That's cool :-) I once had a PPL-A and flew around guests in a PA28 from a southern German club, but gave up that hobby in favour of sailing the ocean. But that got too expensive. Now i'm doing this sort of programming as a hobby and my goals are similar to yours, only i got humble in the past two years, slowly understanding the magnitude of such an enterprise.
If you haven't already done so, also look at FlightGear , they may be less "graphical" than MS but from what i understand their atmospheric modelling and flight dynamics are superior.

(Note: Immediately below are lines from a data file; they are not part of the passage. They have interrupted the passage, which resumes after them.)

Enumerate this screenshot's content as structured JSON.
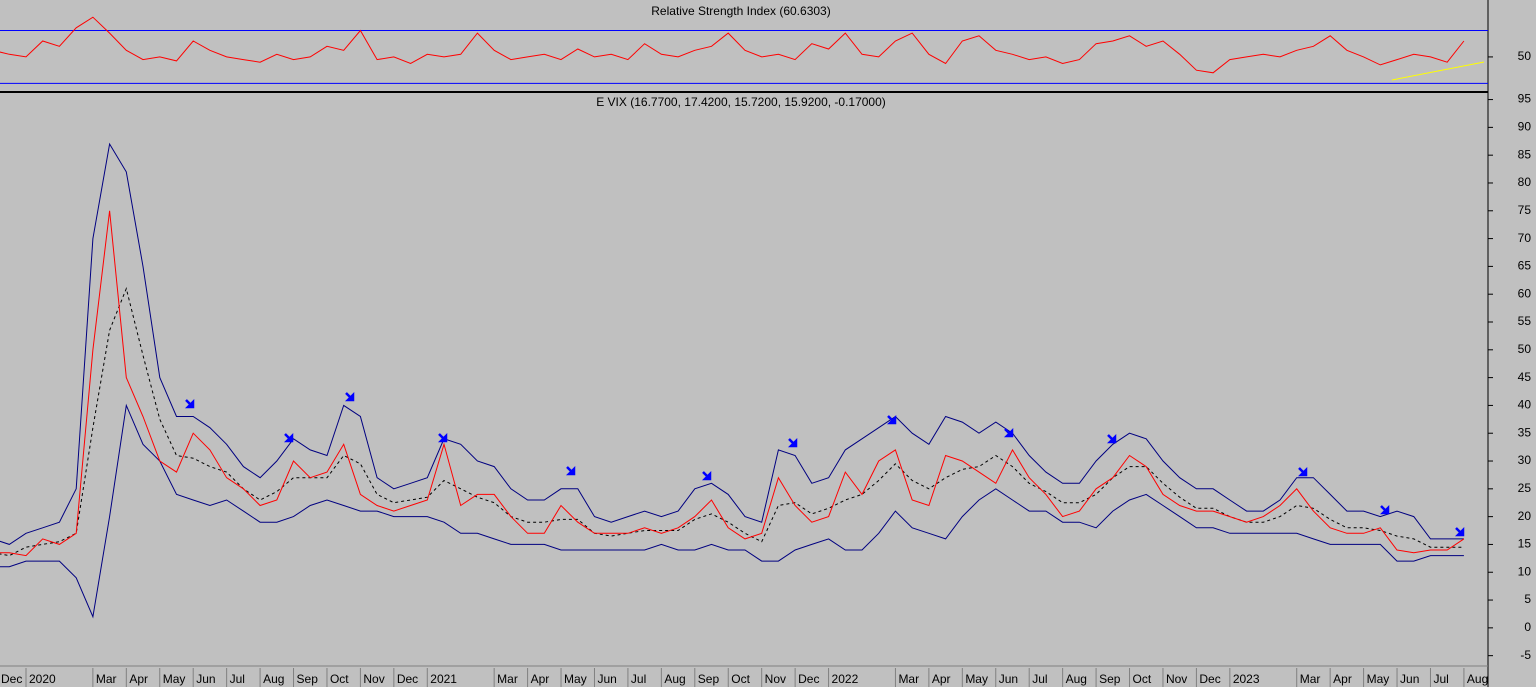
{
  "chart_data": [
    {
      "type": "line",
      "title": "Relative Strength Index (60.6303)",
      "color": "#ff0000",
      "values": [
        55,
        52,
        50,
        62,
        58,
        72,
        80,
        68,
        55,
        48,
        50,
        47,
        62,
        55,
        50,
        48,
        46,
        52,
        48,
        50,
        58,
        55,
        70,
        48,
        50,
        45,
        52,
        50,
        52,
        68,
        55,
        48,
        50,
        52,
        48,
        56,
        50,
        52,
        48,
        60,
        52,
        50,
        55,
        58,
        68,
        55,
        50,
        52,
        48,
        60,
        56,
        68,
        52,
        50,
        62,
        68,
        52,
        45,
        62,
        66,
        55,
        52,
        48,
        50,
        45,
        48,
        60,
        62,
        66,
        58,
        62,
        52,
        40,
        38,
        48,
        50,
        52,
        50,
        55,
        58,
        66,
        55,
        50,
        44,
        48,
        52,
        50,
        46,
        62
      ],
      "ylim": [
        25,
        90
      ],
      "yticks": [
        50
      ],
      "levels": [
        30,
        70
      ],
      "level_color": "#0000ff"
    },
    {
      "type": "line",
      "title": "E VIX (16.7700, 17.4200, 15.7200, 15.9200, -0.17000)",
      "categories": [
        "Dec",
        null,
        "2020",
        null,
        null,
        null,
        "Mar",
        null,
        "Apr",
        null,
        "May",
        null,
        "Jun",
        null,
        "Jul",
        null,
        "Aug",
        null,
        "Sep",
        null,
        "Oct",
        null,
        "Nov",
        null,
        "Dec",
        null,
        "2021",
        null,
        null,
        null,
        "Mar",
        null,
        "Apr",
        null,
        "May",
        null,
        "Jun",
        null,
        "Jul",
        null,
        "Aug",
        null,
        "Sep",
        null,
        "Oct",
        null,
        "Nov",
        null,
        "Dec",
        null,
        "2022",
        null,
        null,
        null,
        "Mar",
        null,
        "Apr",
        null,
        "May",
        null,
        "Jun",
        null,
        "Jul",
        null,
        "Aug",
        null,
        "Sep",
        null,
        "Oct",
        null,
        "Nov",
        null,
        "Dec",
        null,
        "2023",
        null,
        null,
        null,
        "Mar",
        null,
        "Apr",
        null,
        "May",
        null,
        "Jun",
        null,
        "Jul",
        null,
        "Aug"
      ],
      "series": [
        {
          "color": "#000080",
          "values": [
            16,
            15,
            17,
            18,
            19,
            25,
            70,
            87,
            82,
            65,
            45,
            38,
            38,
            36,
            33,
            29,
            27,
            30,
            34,
            32,
            31,
            40,
            38,
            27,
            25,
            26,
            27,
            34,
            33,
            30,
            29,
            25,
            23,
            23,
            25,
            25,
            20,
            19,
            20,
            21,
            20,
            21,
            25,
            26,
            24,
            20,
            19,
            32,
            31,
            26,
            27,
            32,
            34,
            36,
            38,
            35,
            33,
            38,
            37,
            35,
            37,
            35,
            31,
            28,
            26,
            26,
            30,
            33,
            35,
            34,
            30,
            27,
            25,
            25,
            23,
            21,
            21,
            23,
            27,
            27,
            24,
            21,
            21,
            20,
            21,
            20,
            16,
            16,
            16
          ]
        },
        {
          "color": "#000080",
          "values": [
            11,
            11,
            12,
            12,
            12,
            9,
            2,
            20,
            40,
            33,
            30,
            24,
            23,
            22,
            23,
            21,
            19,
            19,
            20,
            22,
            23,
            22,
            21,
            21,
            20,
            20,
            20,
            19,
            17,
            17,
            16,
            15,
            15,
            15,
            14,
            14,
            14,
            14,
            14,
            14,
            15,
            14,
            14,
            15,
            14,
            14,
            12,
            12,
            14,
            15,
            16,
            14,
            14,
            17,
            21,
            18,
            17,
            16,
            20,
            23,
            25,
            23,
            21,
            21,
            19,
            19,
            18,
            21,
            23,
            24,
            22,
            20,
            18,
            18,
            17,
            17,
            17,
            17,
            17,
            16,
            15,
            15,
            15,
            15,
            12,
            12,
            13,
            13,
            13
          ]
        },
        {
          "color": "#000000",
          "dash": true,
          "values": [
            13.5,
            13,
            14.5,
            15,
            15.5,
            17,
            36,
            53.5,
            61,
            49,
            37.5,
            31,
            30.5,
            29,
            28,
            25,
            23,
            24.5,
            27,
            27,
            27,
            31,
            29.5,
            24,
            22.5,
            23,
            23.5,
            26.5,
            25,
            23.5,
            22.5,
            20,
            19,
            19,
            19.5,
            19.5,
            17,
            16.5,
            17,
            17.5,
            17.5,
            17.5,
            19.5,
            20.5,
            19,
            17,
            15.5,
            22,
            22.5,
            20.5,
            21.5,
            23,
            24,
            26.5,
            29.5,
            26.5,
            25,
            27,
            28.5,
            29,
            31,
            29,
            26,
            24.5,
            22.5,
            22.5,
            24,
            27,
            29,
            29,
            26,
            23.5,
            21.5,
            21.5,
            20,
            19,
            19,
            20,
            22,
            21.5,
            19.5,
            18,
            18,
            17.5,
            16.5,
            16,
            14.5,
            14.5,
            14.5
          ]
        },
        {
          "color": "#ff0000",
          "values": [
            13.5,
            13.5,
            13,
            16,
            15,
            17,
            50,
            75,
            45,
            38,
            30,
            28,
            35,
            32,
            27,
            25,
            22,
            23,
            30,
            27,
            28,
            33,
            24,
            22,
            21,
            22,
            23,
            33,
            22,
            24,
            24,
            20,
            17,
            17,
            22,
            19,
            17,
            17,
            17,
            18,
            17,
            18,
            20,
            23,
            18,
            16,
            17,
            27,
            22,
            19,
            20,
            28,
            24,
            30,
            32,
            23,
            22,
            31,
            30,
            28,
            26,
            32,
            27,
            24,
            20,
            21,
            25,
            27,
            31,
            29,
            24,
            22,
            21,
            21,
            20,
            19,
            20,
            22,
            25,
            21,
            18,
            17,
            17,
            18,
            14,
            13.5,
            14,
            14,
            16
          ]
        }
      ],
      "ylim": [
        -6.5,
        96
      ],
      "yticks": [
        -5,
        0,
        5,
        10,
        15,
        20,
        25,
        30,
        35,
        40,
        45,
        50,
        55,
        60,
        65,
        70,
        75,
        80,
        85,
        90,
        95
      ]
    }
  ]
}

But i allways found it difficult to compare simulator flying with real flying (apart from the procedures) because pc simulators imo lack decisive senses.
Here's what i have so far (source on github): a basic framework, render arbitrary heightmaps, cd-lodding the terrain, and basic shading. Right now i am working on cascaded shadow maps and atmopsheric scattering for the nice effects. May main problem is that everything terrain lod is done in shaders with my chosen cdlod, incuding positions. Since our consumer grade graphics cards don't support double float precision with enough performace, i can't really render a planetary sized ellipsoid with a reasoable frame rate (yet). This is because the lod algorithm knows no fixed precalculated mesh that could benefit from the gpu's 64bit abilities. But i am expecting that to change soon ™ because of competition on the market.
So, in your case, rendering a height- or displacement map right away may be a bit too early. I started with learnopengl.com and can recommend that. Work through the tutorials, don't miss out. I had to learn C++ at the same time, if that's not the case it might flow faster. You must definitely get into the shader stuff, there is no way around. Also, grab the Red Book (OpenGL Programming Guide 9th ed.) for an overview over the more modern OpenGL 4.5.
Yeah, when you're through with the basics of opengl (other apis are not fundamentally different, the learnt is not vain in the near future), look at other's source code and how they have tackled things. Nvidia, AMD, Intel, they all have repositories for the open source community where they make their ideas available (i'm just studying cascaded shadow mapping from an intel rep).
And specific questions are better than general ones if it comes to “i'm stuck, how do i proceed”.
I forgot: you probably know but there are a quite a few online sources for imagery and other geo data, commercial (e.g. esri) or not (e.g. nasa worldwind), readily georeferenced.